PITTSBURGH – The Cincinnati Reds of 2013 are limping into the playoffs.
They didn’t win the National League Central Division, they’re not scoring runs and they’re giving up homers.
Can the Reds turn it around?
Can they forget recent playoff disappointments?
Will Johnny Cueto put the Reds on his back and lead them past the Pirates?
We’ll find out in the National League Wild Card Game at PNC Park Tuesday night (8:07 p.m. EDT on TBS).
A not-so-funny thing happened to the Reds on the way to the playoffs. Oh, they made it. They were good enough.
But it was a struggle with every missed step.
Too many chances seemed to slip away.
Unlike a year ago, the magic of a Cincinnati summer came up a little bit short.

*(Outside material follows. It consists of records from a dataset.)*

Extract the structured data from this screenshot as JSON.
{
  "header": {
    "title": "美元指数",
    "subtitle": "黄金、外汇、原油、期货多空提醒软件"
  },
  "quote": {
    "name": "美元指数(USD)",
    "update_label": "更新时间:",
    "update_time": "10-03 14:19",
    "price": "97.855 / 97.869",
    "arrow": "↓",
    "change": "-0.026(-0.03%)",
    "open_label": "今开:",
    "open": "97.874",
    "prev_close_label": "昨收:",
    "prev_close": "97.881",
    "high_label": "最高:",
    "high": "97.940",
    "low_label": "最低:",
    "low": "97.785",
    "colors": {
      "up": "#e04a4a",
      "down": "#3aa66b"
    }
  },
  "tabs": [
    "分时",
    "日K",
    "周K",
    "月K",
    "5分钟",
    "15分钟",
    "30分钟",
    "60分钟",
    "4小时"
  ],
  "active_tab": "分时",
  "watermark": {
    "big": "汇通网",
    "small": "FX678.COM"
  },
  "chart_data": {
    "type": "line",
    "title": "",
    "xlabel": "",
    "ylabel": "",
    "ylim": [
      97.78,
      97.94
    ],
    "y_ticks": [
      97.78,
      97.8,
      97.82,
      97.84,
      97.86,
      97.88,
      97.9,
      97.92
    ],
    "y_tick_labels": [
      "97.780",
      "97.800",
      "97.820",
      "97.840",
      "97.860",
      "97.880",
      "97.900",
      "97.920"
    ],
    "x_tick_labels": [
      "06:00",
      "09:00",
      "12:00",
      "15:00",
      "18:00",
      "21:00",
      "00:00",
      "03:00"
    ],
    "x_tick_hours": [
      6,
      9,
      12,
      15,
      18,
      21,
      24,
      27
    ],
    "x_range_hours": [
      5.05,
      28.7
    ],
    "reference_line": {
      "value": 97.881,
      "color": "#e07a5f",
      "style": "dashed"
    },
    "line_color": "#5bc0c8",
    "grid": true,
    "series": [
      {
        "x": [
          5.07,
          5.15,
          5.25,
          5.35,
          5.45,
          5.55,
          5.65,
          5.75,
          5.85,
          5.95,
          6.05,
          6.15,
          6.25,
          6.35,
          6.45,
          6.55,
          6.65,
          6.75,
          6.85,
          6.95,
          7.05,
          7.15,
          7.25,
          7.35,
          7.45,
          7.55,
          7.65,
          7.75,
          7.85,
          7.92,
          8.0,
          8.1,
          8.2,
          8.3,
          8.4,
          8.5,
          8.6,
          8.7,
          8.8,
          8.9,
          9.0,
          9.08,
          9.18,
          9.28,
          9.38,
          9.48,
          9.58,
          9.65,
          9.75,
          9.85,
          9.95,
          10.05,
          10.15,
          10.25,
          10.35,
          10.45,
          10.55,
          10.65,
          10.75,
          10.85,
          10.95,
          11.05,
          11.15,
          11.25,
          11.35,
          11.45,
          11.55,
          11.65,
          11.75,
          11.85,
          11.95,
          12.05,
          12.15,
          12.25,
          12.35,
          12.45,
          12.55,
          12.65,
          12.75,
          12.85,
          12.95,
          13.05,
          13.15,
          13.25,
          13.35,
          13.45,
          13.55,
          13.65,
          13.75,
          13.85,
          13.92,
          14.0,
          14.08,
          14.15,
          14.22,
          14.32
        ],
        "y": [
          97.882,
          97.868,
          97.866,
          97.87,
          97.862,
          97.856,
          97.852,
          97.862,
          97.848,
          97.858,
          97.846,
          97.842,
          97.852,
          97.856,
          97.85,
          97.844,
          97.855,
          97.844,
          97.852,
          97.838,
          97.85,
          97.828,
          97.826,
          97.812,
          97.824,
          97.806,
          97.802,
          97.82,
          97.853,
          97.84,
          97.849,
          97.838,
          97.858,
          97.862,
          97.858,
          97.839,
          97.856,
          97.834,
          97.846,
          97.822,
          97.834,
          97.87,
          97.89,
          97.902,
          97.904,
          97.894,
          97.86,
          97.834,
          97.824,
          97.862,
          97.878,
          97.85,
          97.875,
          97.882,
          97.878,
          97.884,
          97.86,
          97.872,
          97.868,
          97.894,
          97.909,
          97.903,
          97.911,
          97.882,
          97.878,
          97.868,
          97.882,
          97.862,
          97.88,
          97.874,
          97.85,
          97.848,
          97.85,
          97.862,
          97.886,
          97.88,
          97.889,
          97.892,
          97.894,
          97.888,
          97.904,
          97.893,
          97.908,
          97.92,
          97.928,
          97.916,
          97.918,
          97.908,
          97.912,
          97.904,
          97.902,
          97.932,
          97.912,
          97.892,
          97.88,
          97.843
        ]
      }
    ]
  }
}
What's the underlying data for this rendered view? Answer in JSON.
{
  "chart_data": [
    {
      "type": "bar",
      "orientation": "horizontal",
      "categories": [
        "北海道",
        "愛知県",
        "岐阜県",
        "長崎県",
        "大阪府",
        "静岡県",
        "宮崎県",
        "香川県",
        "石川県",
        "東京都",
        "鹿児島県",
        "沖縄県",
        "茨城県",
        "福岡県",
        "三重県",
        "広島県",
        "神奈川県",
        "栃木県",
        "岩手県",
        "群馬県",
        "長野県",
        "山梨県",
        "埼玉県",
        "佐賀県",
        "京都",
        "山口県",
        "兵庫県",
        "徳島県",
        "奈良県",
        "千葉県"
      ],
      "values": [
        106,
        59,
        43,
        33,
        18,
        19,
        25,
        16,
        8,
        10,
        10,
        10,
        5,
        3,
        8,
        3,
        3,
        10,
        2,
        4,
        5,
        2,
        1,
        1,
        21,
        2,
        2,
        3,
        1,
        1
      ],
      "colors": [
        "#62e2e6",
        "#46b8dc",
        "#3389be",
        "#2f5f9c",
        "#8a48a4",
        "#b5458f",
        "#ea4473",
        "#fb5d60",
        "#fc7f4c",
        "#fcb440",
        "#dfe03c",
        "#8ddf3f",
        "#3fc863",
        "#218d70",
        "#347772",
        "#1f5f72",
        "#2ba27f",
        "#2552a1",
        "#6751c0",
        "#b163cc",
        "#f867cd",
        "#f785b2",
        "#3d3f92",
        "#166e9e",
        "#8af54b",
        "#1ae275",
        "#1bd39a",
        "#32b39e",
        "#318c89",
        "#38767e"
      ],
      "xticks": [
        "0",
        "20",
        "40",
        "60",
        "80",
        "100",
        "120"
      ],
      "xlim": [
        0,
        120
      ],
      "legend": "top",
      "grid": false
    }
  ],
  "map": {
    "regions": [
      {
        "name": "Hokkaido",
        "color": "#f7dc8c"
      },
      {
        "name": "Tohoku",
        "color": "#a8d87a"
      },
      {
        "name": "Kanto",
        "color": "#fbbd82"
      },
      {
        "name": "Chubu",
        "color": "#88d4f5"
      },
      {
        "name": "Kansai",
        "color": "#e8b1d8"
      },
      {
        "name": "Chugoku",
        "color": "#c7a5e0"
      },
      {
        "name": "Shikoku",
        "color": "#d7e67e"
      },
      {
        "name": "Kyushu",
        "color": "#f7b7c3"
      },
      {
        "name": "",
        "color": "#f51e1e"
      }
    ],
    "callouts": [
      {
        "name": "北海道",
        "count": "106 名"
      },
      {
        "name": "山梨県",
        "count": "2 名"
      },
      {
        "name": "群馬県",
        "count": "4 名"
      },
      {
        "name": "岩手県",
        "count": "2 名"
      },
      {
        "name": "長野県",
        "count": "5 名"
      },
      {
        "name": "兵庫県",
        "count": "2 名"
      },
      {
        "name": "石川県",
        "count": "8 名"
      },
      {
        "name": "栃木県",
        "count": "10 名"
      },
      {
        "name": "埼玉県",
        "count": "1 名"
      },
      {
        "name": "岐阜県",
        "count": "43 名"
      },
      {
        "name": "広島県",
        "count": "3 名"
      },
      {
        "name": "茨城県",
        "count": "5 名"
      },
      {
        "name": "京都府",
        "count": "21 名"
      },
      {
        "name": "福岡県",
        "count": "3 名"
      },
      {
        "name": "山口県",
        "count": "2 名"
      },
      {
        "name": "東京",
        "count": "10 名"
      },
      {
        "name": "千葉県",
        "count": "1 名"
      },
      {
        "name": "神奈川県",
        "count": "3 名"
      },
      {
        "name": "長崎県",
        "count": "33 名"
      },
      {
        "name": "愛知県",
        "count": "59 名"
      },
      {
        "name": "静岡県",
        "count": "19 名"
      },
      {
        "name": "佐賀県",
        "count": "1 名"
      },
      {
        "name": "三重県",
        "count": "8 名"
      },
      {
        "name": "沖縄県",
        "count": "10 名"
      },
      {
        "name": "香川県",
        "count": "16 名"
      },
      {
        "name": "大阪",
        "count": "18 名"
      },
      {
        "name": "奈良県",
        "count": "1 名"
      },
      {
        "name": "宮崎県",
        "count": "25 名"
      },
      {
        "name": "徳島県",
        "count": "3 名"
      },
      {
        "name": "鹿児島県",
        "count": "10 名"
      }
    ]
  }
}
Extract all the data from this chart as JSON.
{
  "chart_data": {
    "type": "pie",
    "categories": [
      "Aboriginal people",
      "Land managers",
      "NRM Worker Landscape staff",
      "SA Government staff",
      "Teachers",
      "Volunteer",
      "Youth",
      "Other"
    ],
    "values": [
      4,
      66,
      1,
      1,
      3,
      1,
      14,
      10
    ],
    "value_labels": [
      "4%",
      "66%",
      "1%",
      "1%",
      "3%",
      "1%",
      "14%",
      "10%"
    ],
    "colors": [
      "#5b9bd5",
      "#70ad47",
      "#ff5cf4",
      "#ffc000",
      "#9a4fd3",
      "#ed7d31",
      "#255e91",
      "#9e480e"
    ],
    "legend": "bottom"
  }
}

Let’s go back to the warmth of Goodyear, Ariz., for spring training. Back where the Reds regrouped and rededicated themselves to undoing the disappointment of 2012.
You remember that – win two in San Francisco, lose three in Cincinnati. It still stung five months later.
“If that didn’t sting everybody in that clubhouse, including the fan base and the whole organization, then something’s wrong,” said reliever Sam LeCure.
“We just didn’t get to the World Series. We just failed,” said second baseman Brandon Phillips.
Opening Day provided not just the start of a new quest, it opened myriad new questions.
Left fielder Ryan Ludwick went down and out right away. He was gone until August.
The ace was barely played. Johnny Cueto twisted and turned and disabled himself.
The setup turned out to be a letdown. Sean Marshall wasn’t much of a factor.
Still the team contended and fans came to the riverfront in record numbers, singing the songs, dancing the dances and eating free pizzas every time Reds pitchers struck out at least 11 batters.
More than 20 times in all.
Bob Castellini had built a top club, but he could never be sure exactly where it was pointed.
Other factors emerged:
The Cardinals had reloaded.
The Pirates were back from the dead.
In the standings, the Reds were always a slot or two behind. That was true despite another great effort from the starting rotation.
Mat Latos gained maturity.
Bronson Arroyo maintained consistency.
Mike Leake brought reliability.
And Homer Bailey made history again with his second no-hitter in two seasons.
The Reds were stellar up front and they remained nearly airtight at the back.
Aroldis Chapman stayed a closer, keeping fans with one eye on the gun and the other on the final out.
The major acquisition, Shin-Soo Choo, was everything the Reds had hoped for and probably a little more.
But for others, the stats slipped.
The fact is, the Reds just had trouble scoring runs.
A season of anticipation gave way too often to exasperation.
The Reds could put em on, move em over, but time and again couldn’t get them in.
Still, the Reds weren’t ordinary. Their talent holds up well against just about any other team in the league.
Which is what we saw on the field in Goodyear – a 90-win team.
It was exactly that, with extra motivation because of how 2012 ended.
Joey Votto: “Just thinking about the playoffs, getting to the playoffs. But I don’t think we’ll be able to get over it until we have an opportunity to make up for it, hopefully next October.”
The Reds will play again in October. Whether they will erase that memory and create some new ones remains to be seen.